Maia disse que a proposta é "muito grave", porque configura em sinalização ruim do parlamento à sociedade, principalmente em momento de dificuldade do governo federal em manter suas contas públicas sob controle e prestes a elevar sua meta de rombo fiscal.

Maia não indicou quando a proposta de Reforma Política será colocada em votação no plenário da Câmara. Se aprovadas até setembro, as novas regras já valerão para a eleição de 2018.

"A Reforma Política não parece a melhor. O texto aprovou como permanentes questões que deveriam ser transitórias. O texto original era para que o fundo fosse reduzido ao longo do tempo. A sociedade não concorda com esse valor alto. Como permanente, acho muito grave", disse Maia, em seminário da FGV, no Rio. Maia também criticou a adoção do "distritão", sem que se aprove a chamada cláusula de barreira, que é mecanismo que buscar reduzir o número de partidos com acesso a financiamento público.

No "distritão", são eleitos os parlamentares com as maiores votações, o que eliminará a chamada eleição proporcional, na qual um candidato bem votado contribui para eleição de outros candidatos da legenda ou da coligação.
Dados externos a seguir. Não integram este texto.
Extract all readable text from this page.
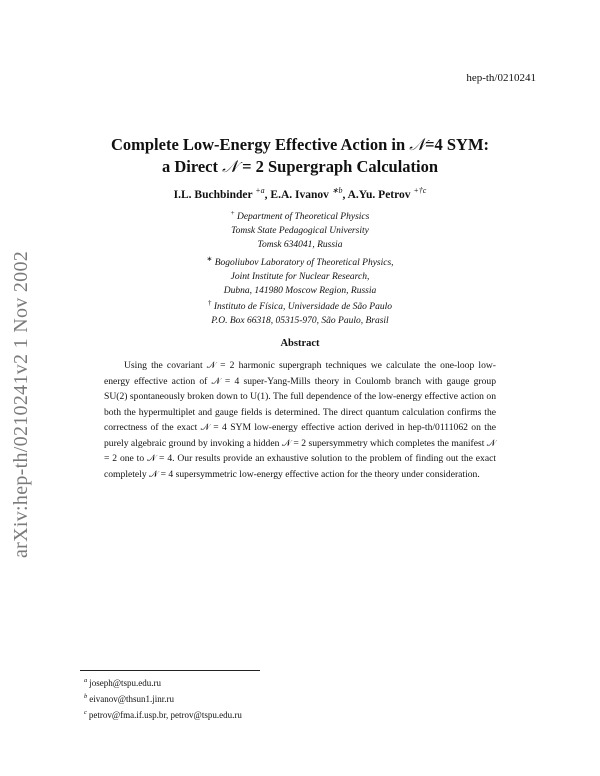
hep-th/0210241
arXiv:hep-th/0210241v2 1 Nov 2002
Complete Low-Energy Effective Action in 𝒩=4 SYM:
a Direct 𝒩 = 2 Supergraph Calculation
I.L. Buchbinder $^{+a}$, E.A. Ivanov $^{∗b}$, A.Yu. Petrov $^{+\dagger c}$
+ Department of Theoretical Physics
Tomsk State Pedagogical University
Tomsk 634041, Russia
∗ Bogoliubov Laboratory of Theoretical Physics,
Joint Institute for Nuclear Research,
Dubna, 141980 Moscow Region, Russia
† Instituto de Física, Universidade de São Paulo
P.O. Box 66318, 05315-970, São Paulo, Brasil
Abstract
Using the covariant 𝒩 = 2 harmonic supergraph techniques we calculate the one-loop low-energy effective action of 𝒩 = 4 super-Yang-Mills theory in Coulomb branch with gauge group SU(2) spontaneously broken down to U(1). The full dependence of the low-energy effective action on both the hypermultiplet and gauge fields is determined. The direct quantum calculation confirms the correctness of the exact 𝒩 = 4 SYM low-energy effective action derived in hep-th/0111062 on the purely algebraic ground by invoking a hidden 𝒩 = 2 supersymmetry which completes the manifest 𝒩 = 2 one to 𝒩 = 4. Our results provide an exhaustive solution to the problem of finding out the exact completely 𝒩 = 4 supersymmetric low-energy effective action for the theory under consideration.
$^a$ joseph@tspu.edu.ru
$^b$ eivanov@thsun1.jinr.ru
$^c$ petrov@fma.if.usp.br, petrov@tspu.edu.ru
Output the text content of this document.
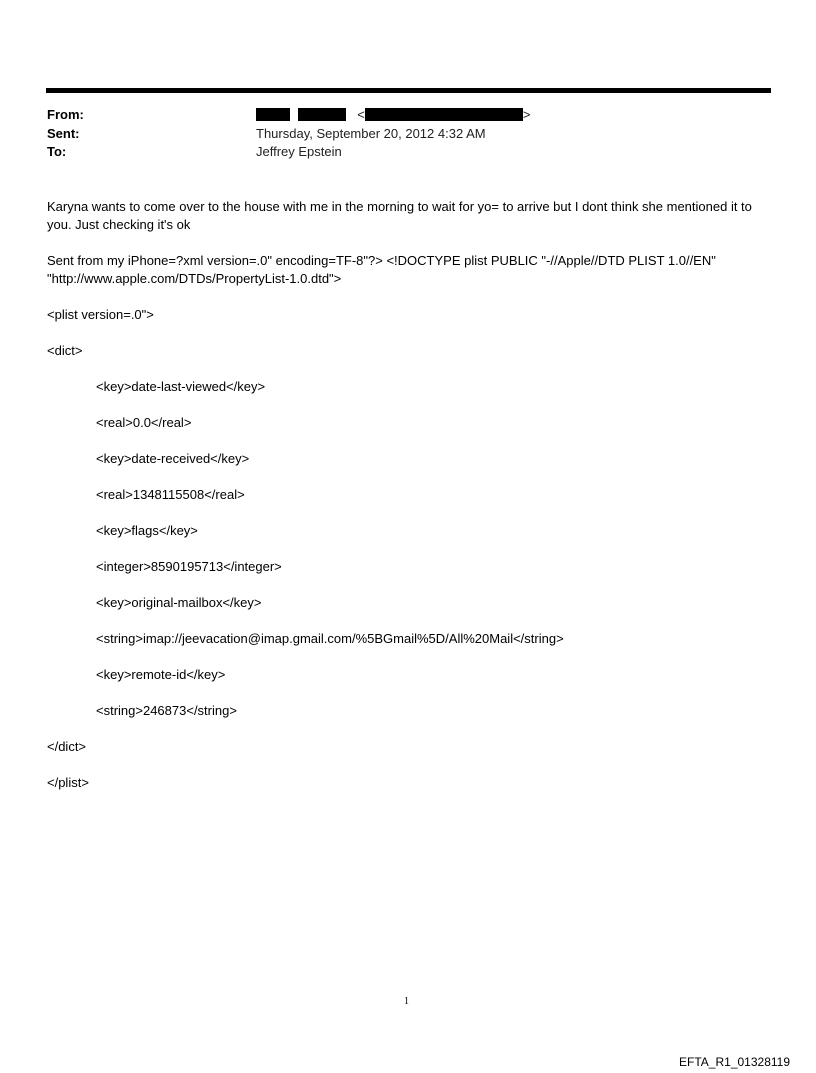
From:	<	>
Sent:	Thursday, September 20, 2012 4:32 AM
To:	Jeffrey Epstein

Karyna wants to come over to the house with me in the morning to wait for yo= to arrive but I dont think she mentioned it to you. Just checking it's ok

Sent from my iPhone=?xml version=.0" encoding=TF-8"?> <!DOCTYPE plist PUBLIC "-//Apple//DTD PLIST 1.0//EN"

"http://www.apple.com/DTDs/PropertyList-1.0.dtd">

<plist version=.0">

<dict>

<key>date-last-viewed</key>

<real>0.0</real>

<key>date-received</key>

<real>1348115508</real>

<key>flags</key>

<integer>8590195713</integer>

<key>original-mailbox</key>

<string>imap://jeevacation@imap.gmail.com/%5BGmail%5D/All%20Mail</string>

<key>remote-id</key>

<string>246873</string>

</dict>

</plist>

1
EFTA_R1_01328119
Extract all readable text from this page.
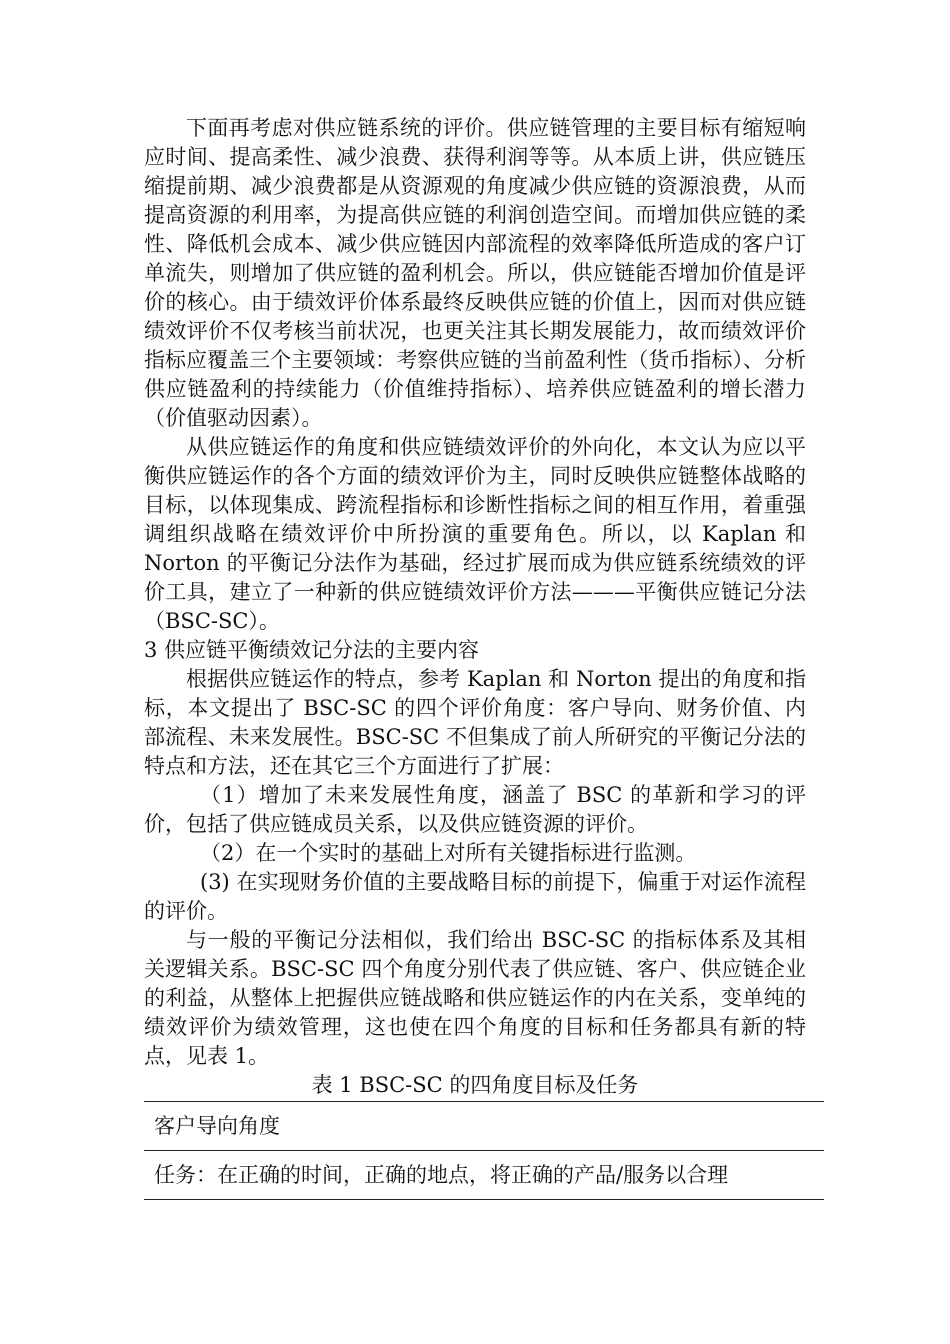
下面再考虑对供应链系统的评价。供应链管理的主要目标有缩短响应时间、提高柔性、减少浪费、获得利润等等。从本质上讲，供应链压缩提前期、减少浪费都是从资源观的角度减少供应链的资源浪费，从而提高资源的利用率，为提高供应链的利润创造空间。而增加供应链的柔性、降低机会成本、减少供应链因内部流程的效率降低所造成的客户订单流失，则增加了供应链的盈利机会。所以，供应链能否增加价值是评价的核心。由于绩效评价体系最终反映供应链的价值上，因而对供应链绩效评价不仅考核当前状况，也更关注其长期发展能力，故而绩效评价指标应覆盖三个主要领域：考察供应链的当前盈利性（货币指标）、分析供应链盈利的持续能力（价值维持指标）、培养供应链盈利的增长潜力（价值驱动因素）。

从供应链运作的角度和供应链绩效评价的外向化，本文认为应以平衡供应链运作的各个方面的绩效评价为主，同时反映供应链整体战略的目标，以体现集成、跨流程指标和诊断性指标之间的相互作用，着重强调组织战略在绩效评价中所扮演的重要角色。所以，以 Kaplan 和 Norton 的平衡记分法作为基础，经过扩展而成为供应链系统绩效的评价工具，建立了一种新的供应链绩效评价方法———平衡供应链记分法（BSC-SC）。

3 供应链平衡绩效记分法的主要内容

根据供应链运作的特点，参考 Kaplan 和 Norton 提出的角度和指标，本文提出了 BSC-SC 的四个评价角度：客户导向、财务价值、内部流程、未来发展性。BSC-SC 不但集成了前人所研究的平衡记分法的特点和方法，还在其它三个方面进行了扩展：

（1）增加了未来发展性角度，涵盖了 BSC 的革新和学习的评价，包括了供应链成员关系，以及供应链资源的评价。

（2）在一个实时的基础上对所有关键指标进行监测。

(3) 在实现财务价值的主要战略目标的前提下，偏重于对运作流程的评价。

与一般的平衡记分法相似，我们给出 BSC-SC 的指标体系及其相关逻辑关系。BSC-SC 四个角度分别代表了供应链、客户、供应链企业的利益，从整体上把握供应链战略和供应链运作的内在关系，变单纯的绩效评价为绩效管理，这也使在四个角度的目标和任务都具有新的特点，见表 1。

表 1 BSC-SC 的四角度目标及任务

客户导向角度
任务：在正确的时间，正确的地点，将正确的产品/服务以合理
Especialistas dizem que o "distritão" irá favorecer políticos mais conhecidos e com mais recursos para fazer campanha.

Maia disse que a reforma que foi posta não é boa, mas disse que o Supremo Tribunal Federal proibiu o financiamento privado de campanha de forma muito abrupta, e agora os partidos estão em busca de modelo para se financiar. "O distritão sem cláusula de desempenho alto (cláusula de barreira) e sem financiamento privado é ruim", disse.
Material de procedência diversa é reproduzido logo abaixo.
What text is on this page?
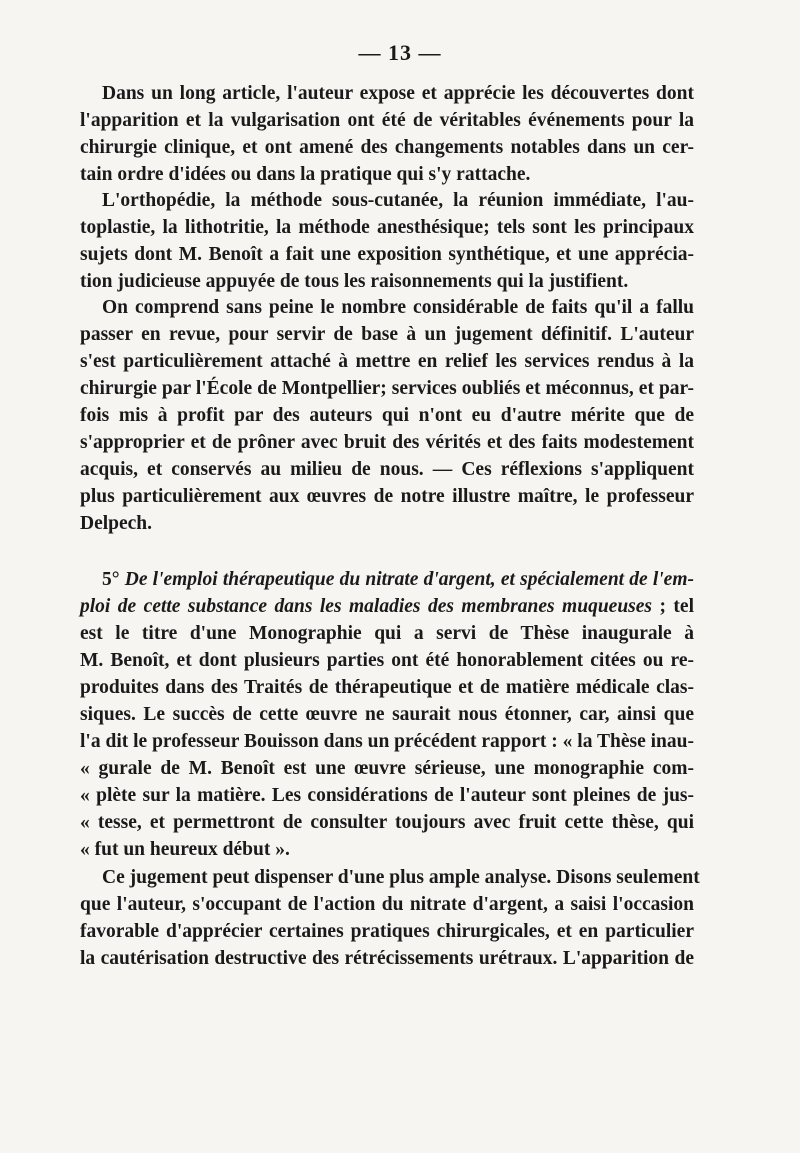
— 13 —
Dans un long article, l'auteur expose et apprécie les découvertes dont
l'apparition et la vulgarisation ont été de véritables événements pour la
chirurgie clinique, et ont amené des changements notables dans un cer-
tain ordre d'idées ou dans la pratique qui s'y rattache.
L'orthopédie, la méthode sous-cutanée, la réunion immédiate, l'au-
toplastie, la lithotritie, la méthode anesthésique; tels sont les principaux
sujets dont M. Benoît a fait une exposition synthétique, et une apprécia-
tion judicieuse appuyée de tous les raisonnements qui la justifient.
On comprend sans peine le nombre considérable de faits qu'il a fallu
passer en revue, pour servir de base à un jugement définitif. L'auteur
s'est particulièrement attaché à mettre en relief les services rendus à la
chirurgie par l'École de Montpellier; services oubliés et méconnus, et par-
fois mis à profit par des auteurs qui n'ont eu d'autre mérite que de
s'approprier et de prôner avec bruit des vérités et des faits modestement
acquis, et conservés au milieu de nous. — Ces réflexions s'appliquent
plus particulièrement aux œuvres de notre illustre maître, le professeur
Delpech.
5° De l'emploi thérapeutique du nitrate d'argent, et spécialement de l'em-
ploi de cette substance dans les maladies des membranes muqueuses ; tel
est le titre d'une Monographie qui a servi de Thèse inaugurale à
M. Benoît, et dont plusieurs parties ont été honorablement citées ou re-
produites dans des Traités de thérapeutique et de matière médicale clas-
siques. Le succès de cette œuvre ne saurait nous étonner, car, ainsi que
l'a dit le professeur Bouisson dans un précédent rapport : « la Thèse inau-
« gurale de M. Benoît est une œuvre sérieuse, une monographie com-
« plète sur la matière. Les considérations de l'auteur sont pleines de jus-
« tesse, et permettront de consulter toujours avec fruit cette thèse, qui
« fut un heureux début ».
Ce jugement peut dispenser d'une plus ample analyse. Disons seulement
que l'auteur, s'occupant de l'action du nitrate d'argent, a saisi l'occasion
favorable d'apprécier certaines pratiques chirurgicales, et en particulier
la cautérisation destructive des rétrécissements urétraux. L'apparition de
Ele afirmou que, no caso da proposta de "distritão" com financiamento público e sem cláusula de barreira, deveria haver mecanismos para garantir a fidelidade partidária. Políticos com muito voto poderiam criar seus próprios partidos, multiplicando ainda mais a quantidade de legendas no país.

Exceção

O único ponto da proposta elogiado por Maia foi a aprovação do voto distrital misto a partir de 2022. Nesse sistema, metade do parlamento é formado por candidatos de distritos dentro dos Estados. A outra metade será formada por uma lista fechada elaborada pelos partidos.

A ideia é que o distritão, aprovado pela comissão para 2018, seja uma transição para o distrital misto em 2022.